I thought I got that from the HA setup but cant recall where and why.

So I think this is a temporary fix but not sure of the consequence of disabling the rule yet.

[capture_ fw1_WAN_failure.cap.txt](/public/imported_attachments/1/capture_ fw1_WAN_failure.cap.txt)
capture_fw2_WAN_failure.cap.txt
capture_fw1_novpn_no_pr_failure.cap.txt
capture_fw2_novpn_nopr_failure.cap.txt

Derelict

These MAC addresses are reflecting the bad Src: 172.222.22.92, Dst: 172.222.23.255 traffic that gets irresponsibly put out on WAN back and forth. Fix that and you fix your problem.

00:a0:d1:ea:eb:f4
00:26:6c:f1:ff:d0

Where is this? OVH or something?

Heimire

Thats the VM that we use for this testing.
Its a Windows 2012 server that we just changed the IP to create this situation.
It is sitting on the Hyper-V cluster.

The problem is that if we by accident types in 172.222.x.x instead of 172.22.x.x it creates the storm.
We discovered that when one of the guys made exactly that mistake.

It does not happen if we turn off backup firewall, or disable the LAN side of the backup firewall.
The way we make the storm stop is to correct the IP and disable the WAN NIC on primary firewall.

I changed the rules for the LAN sections to only allow 172.22.22.x/23, that is the subnet we are using.
I also removed the policy by pass rule that you see in the image attached before. Not sure why its there and if its needed.

Derelict

Why is that MAC address in a pcap on WAN then? Seems you have some sorting out to do there. inside MAC addresses should never be on the WAN layer 2.

Heimire

@Derelict:

Why is that MAC address in a pcap on WAN then? Seems you have some sorting out to do there. inside MAC addresses should never be on the WAN layer 2.

Thats what all of this has been about.
Trying to sort that out.

Derelict

Hint: It's not pfSense.

Heimire

@Derelict:

Hint: It's not pfSense.

Please explain how it can't be pfsense.
Look at my network drawing.

2 dumb switches not connected to each other.
2 pfsense boxes
1 dumb hub.

The switches not connect to each other.
pfsense boxes are connected to switches via 2 wan interfaces.
pfsense boxes are connected to the dumb hub with 2 lan interfaces.

Only other devices involved is a laptop connected to the hub.

Since the switches/hub has NO connection between them, how can it not be pfsense?

Only thing that connects all the devices together is pfsense boxes.

primary pfsense is connected to switch 1 via wan
primary pfsense is connected to switch 2 via wan
primary pfense is connected to hub via lan.

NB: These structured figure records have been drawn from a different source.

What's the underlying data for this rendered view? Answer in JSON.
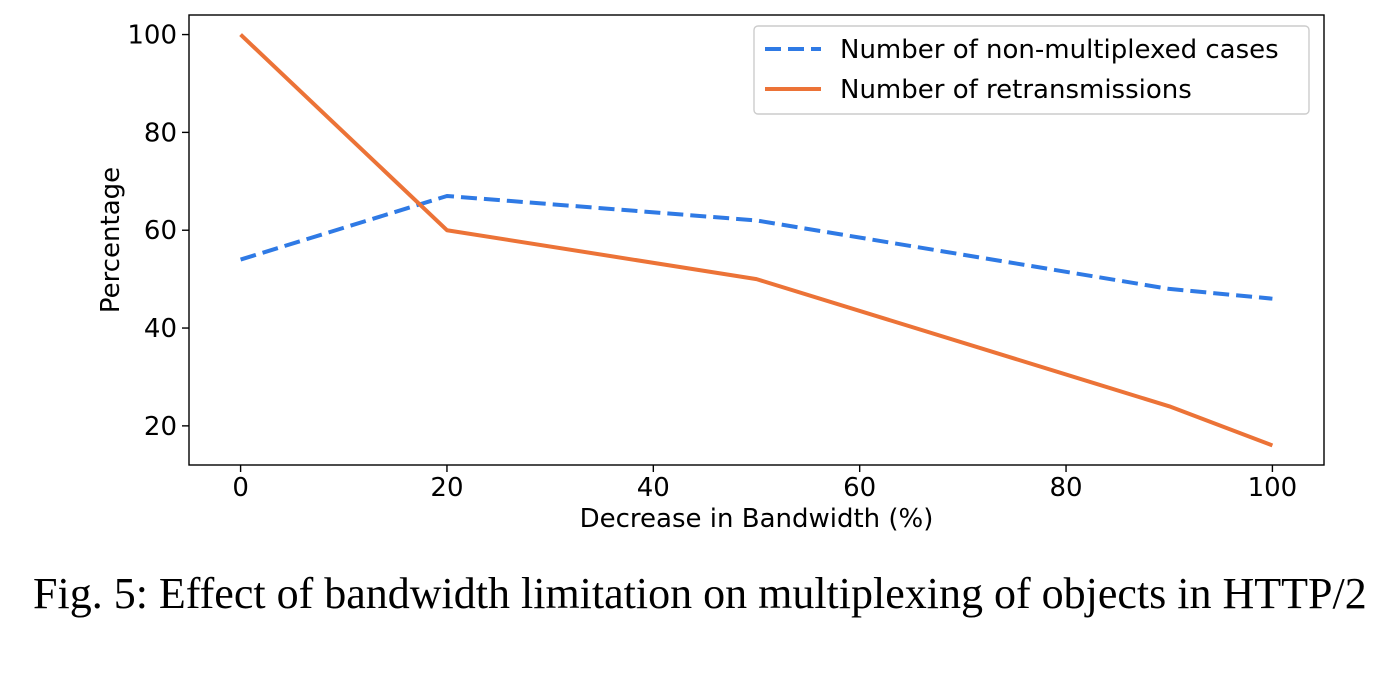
{
  "chart_data": {
    "type": "line",
    "xlabel": "Decrease in Bandwidth (%)",
    "ylabel": "Percentage",
    "xlim": [
      -5,
      105
    ],
    "ylim": [
      12,
      104
    ],
    "xticks": [
      0,
      20,
      40,
      60,
      80,
      100
    ],
    "yticks": [
      20,
      40,
      60,
      80,
      100
    ],
    "grid": false,
    "legend_position": "top-right",
    "series": [
      {
        "name": "Number of non-multiplexed cases",
        "x": [
          0,
          20,
          50,
          90,
          100
        ],
        "y": [
          54,
          67,
          62,
          48,
          46
        ],
        "color": "#2f7ae5",
        "style": "dashed"
      },
      {
        "name": "Number of retransmissions",
        "x": [
          0,
          20,
          50,
          90,
          100
        ],
        "y": [
          100,
          60,
          50,
          24,
          16
        ],
        "color": "#ec7337",
        "style": "solid"
      }
    ]
  },
  "caption": {
    "text": "Fig. 5: Effect of bandwidth limitation on multiplexing of objects in HTTP/2"
  }
}
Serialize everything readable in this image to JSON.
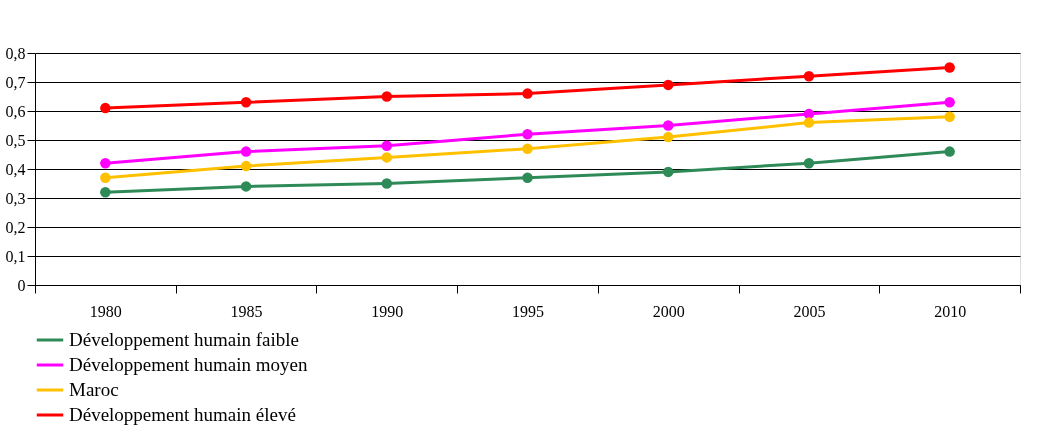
{
  "chart_data": {
    "type": "line",
    "categories": [
      "1980",
      "1985",
      "1990",
      "1995",
      "2000",
      "2005",
      "2010"
    ],
    "series": [
      {
        "name": "Développement humain faible",
        "color": "#2e8b57",
        "values": [
          0.32,
          0.34,
          0.35,
          0.37,
          0.39,
          0.42,
          0.46
        ]
      },
      {
        "name": "Développement humain moyen",
        "color": "#ff00ff",
        "values": [
          0.42,
          0.46,
          0.48,
          0.52,
          0.55,
          0.59,
          0.63
        ]
      },
      {
        "name": "Maroc",
        "color": "#ffc000",
        "values": [
          0.37,
          0.41,
          0.44,
          0.47,
          0.51,
          0.56,
          0.58
        ]
      },
      {
        "name": "Développement humain élevé",
        "color": "#ff0000",
        "values": [
          0.61,
          0.63,
          0.65,
          0.66,
          0.69,
          0.72,
          0.75
        ]
      }
    ],
    "ylim": [
      0,
      0.8
    ],
    "yticks": [
      0,
      {
        "value": 0.1,
        "label": "0,1"
      },
      {
        "value": 0.2,
        "label": "0,2"
      },
      {
        "value": 0.3,
        "label": "0,3"
      },
      {
        "value": 0.4,
        "label": "0,4"
      },
      {
        "value": 0.5,
        "label": "0,5"
      },
      {
        "value": 0.6,
        "label": "0,6"
      },
      {
        "value": 0.7,
        "label": "0,7"
      },
      {
        "value": 0.8,
        "label": "0,8"
      }
    ],
    "grid": "y",
    "legend": "bottom left",
    "marker": "circle",
    "line_style": "solid"
  }
}
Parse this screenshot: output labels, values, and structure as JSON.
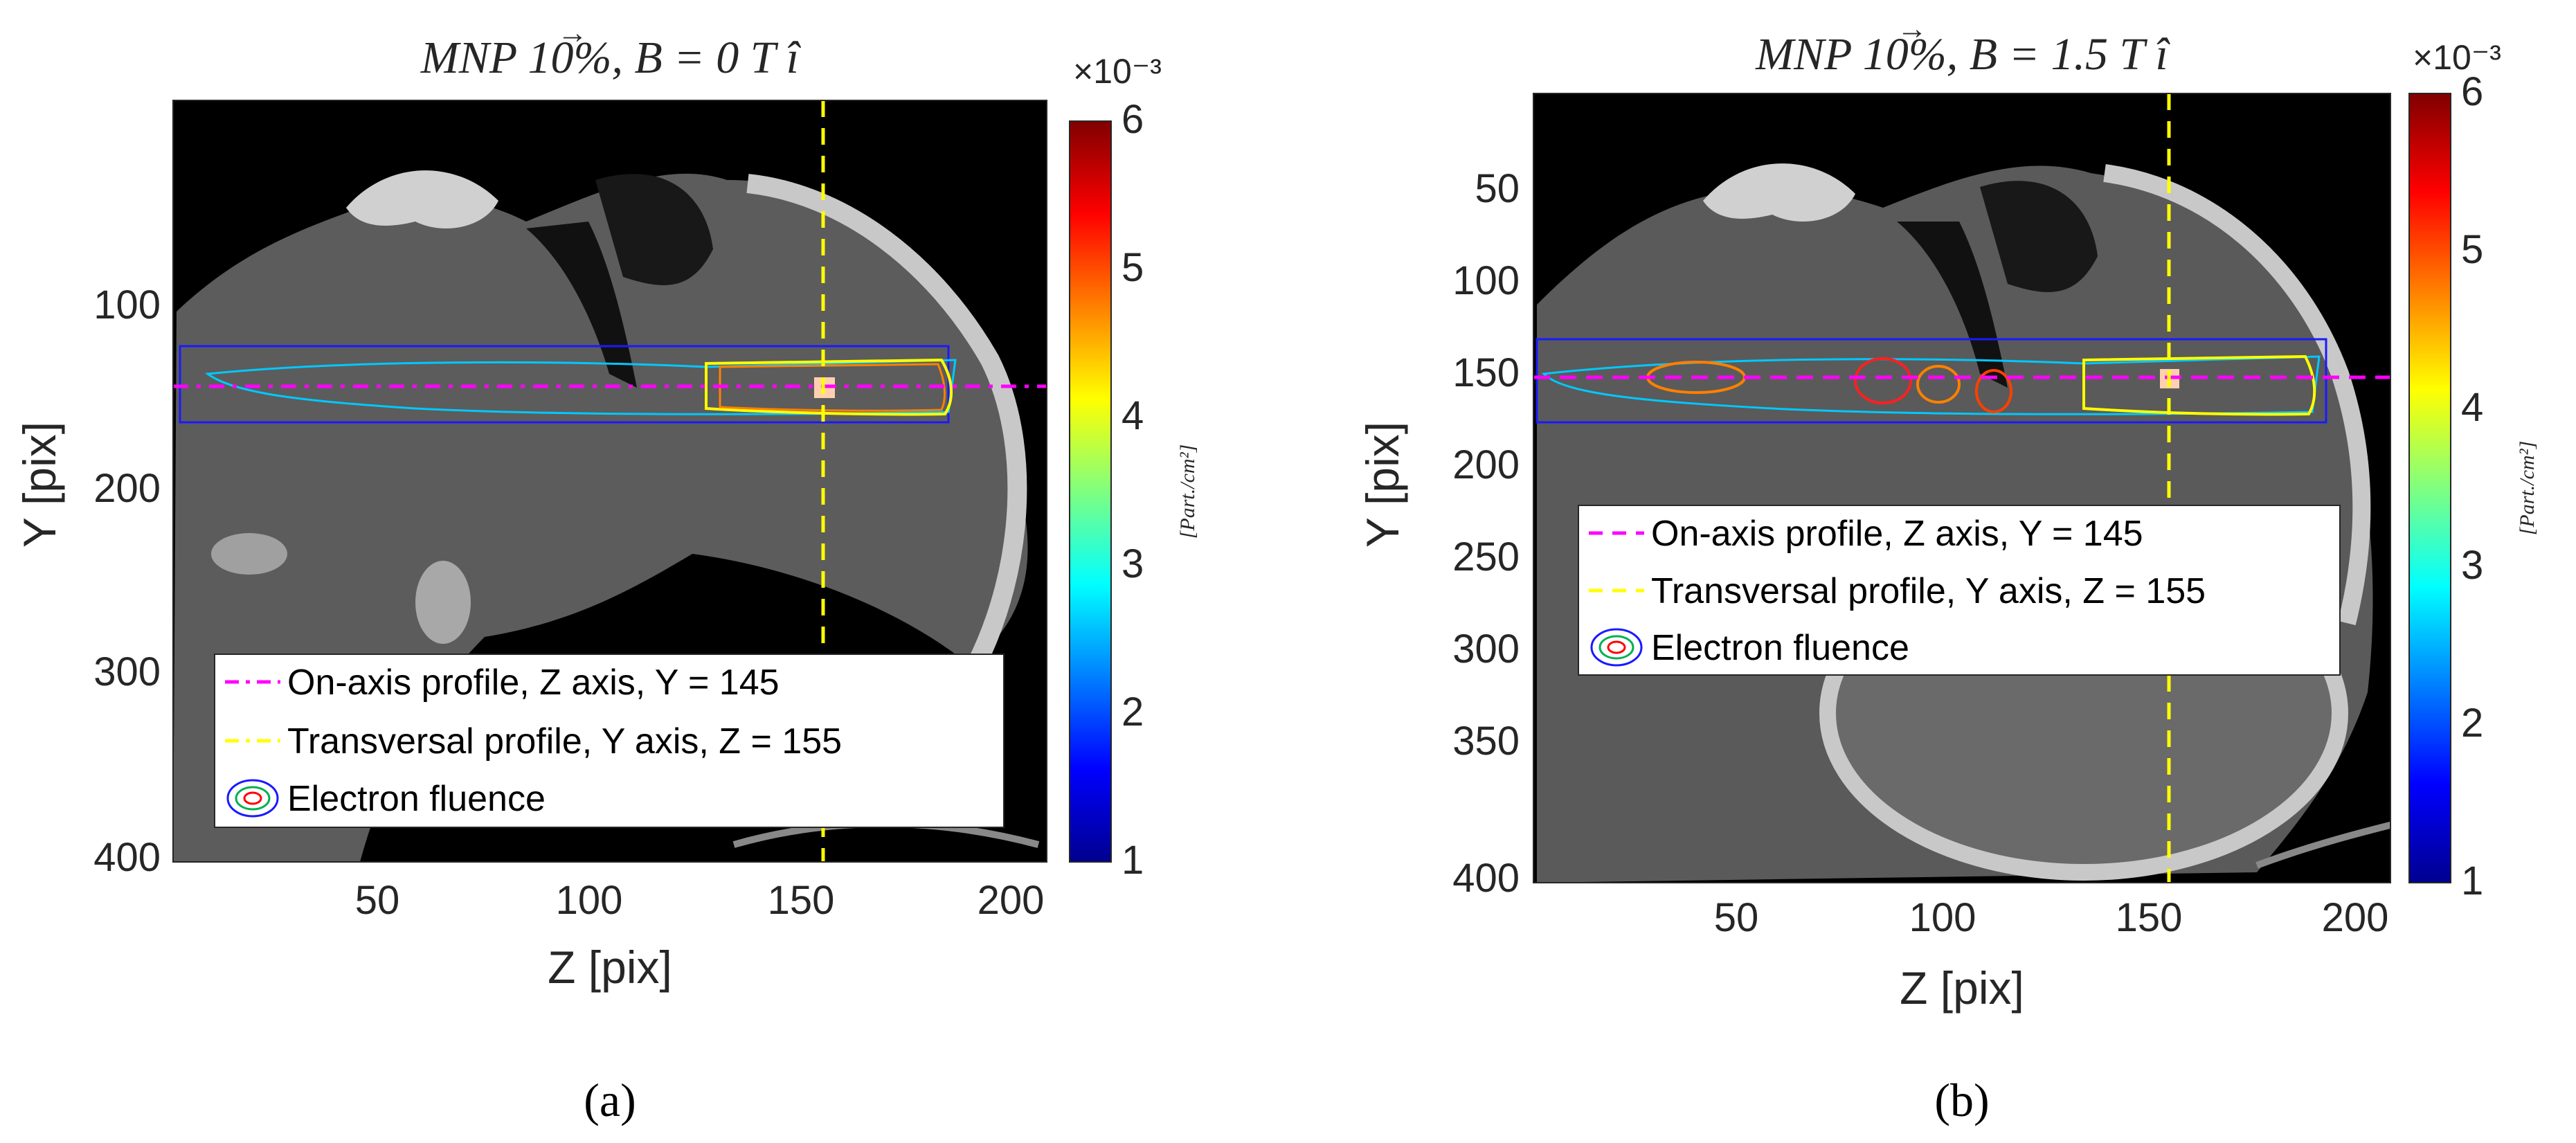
{
  "chart_data": [
    {
      "type": "heatmap",
      "panel_label": "(a)",
      "title": "MNP 10%, B = 0 T î",
      "xlabel": "Z [pix]",
      "ylabel": "Y [pix]",
      "xlim": [
        1,
        209
      ],
      "ylim": [
        1,
        410
      ],
      "xticks": [
        "50",
        "100",
        "150",
        "200"
      ],
      "yticks": [
        "100",
        "200",
        "300",
        "400"
      ],
      "colorbar": {
        "label": "[Part./cm²]",
        "exponent": "×10⁻³",
        "range": [
          1,
          6
        ],
        "ticks": [
          "1",
          "2",
          "3",
          "4",
          "5",
          "6"
        ]
      },
      "lines": [
        {
          "name": "On-axis profile, Z axis, Y = 145",
          "orientation": "horizontal",
          "axis": "Y",
          "value": 145,
          "color": "#ff00ff"
        },
        {
          "name": "Transversal profile, Y axis, Z = 155",
          "orientation": "vertical",
          "axis": "Z",
          "value": 155,
          "color": "#ffff00"
        }
      ],
      "legend": [
        "On-axis profile, Z axis, Y = 145",
        "Transversal profile, Y axis, Z = 155",
        "Electron fluence"
      ],
      "background": "CT slice, grayscale"
    },
    {
      "type": "heatmap",
      "panel_label": "(b)",
      "title": "MNP 10%, B = 1.5 T î",
      "xlabel": "Z [pix]",
      "ylabel": "Y [pix]",
      "xlim": [
        1,
        209
      ],
      "ylim": [
        1,
        410
      ],
      "xticks": [
        "50",
        "100",
        "150",
        "200"
      ],
      "yticks": [
        "50",
        "100",
        "150",
        "200",
        "250",
        "300",
        "350",
        "400"
      ],
      "colorbar": {
        "label": "[Part./cm²]",
        "exponent": "×10⁻³",
        "range": [
          1,
          6
        ],
        "ticks": [
          "1",
          "2",
          "3",
          "4",
          "5",
          "6"
        ]
      },
      "lines": [
        {
          "name": "On-axis profile, Z axis, Y = 145",
          "orientation": "horizontal",
          "axis": "Y",
          "value": 145,
          "color": "#ff00ff"
        },
        {
          "name": "Transversal profile, Y axis, Z = 155",
          "orientation": "vertical",
          "axis": "Z",
          "value": 155,
          "color": "#ffff00"
        }
      ],
      "legend": [
        "On-axis profile, Z axis, Y = 145",
        "Transversal profile, Y axis, Z = 155",
        "Electron fluence"
      ],
      "background": "CT slice, grayscale"
    }
  ],
  "colors": {
    "magenta": "#ff00ff",
    "yellow": "#ffff00",
    "ct_dark": "#000000",
    "ct_tissue": "#5a5a5a",
    "ct_bone": "#bdbdbd"
  }
}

backup pfsense is connected to switch 1 via wan
backup pfsense is connected to switch 2 via wan
backup pfense is connected to hub via lan.

Derelict

pfSense will not put an inside MAC address on the outside without a bridge interface. period. Check your layer 2.

Heimire

There are no physical connection between any of the 3 switches.
2 of them is dumb netgear switches I purchased for this testing.
The hub is something very old and retired.

Only physical connection between them is via pfsense so I am a loss when you are saying its not pfsense.

Thank you for all your help, I really appreciate your input even if I am a bit confused.

Derelict

All I can say is check again. It is pretty much impossible to have an inside MAC address on a WAN pcap without some sort of layer 2 connectivity between inside and outside.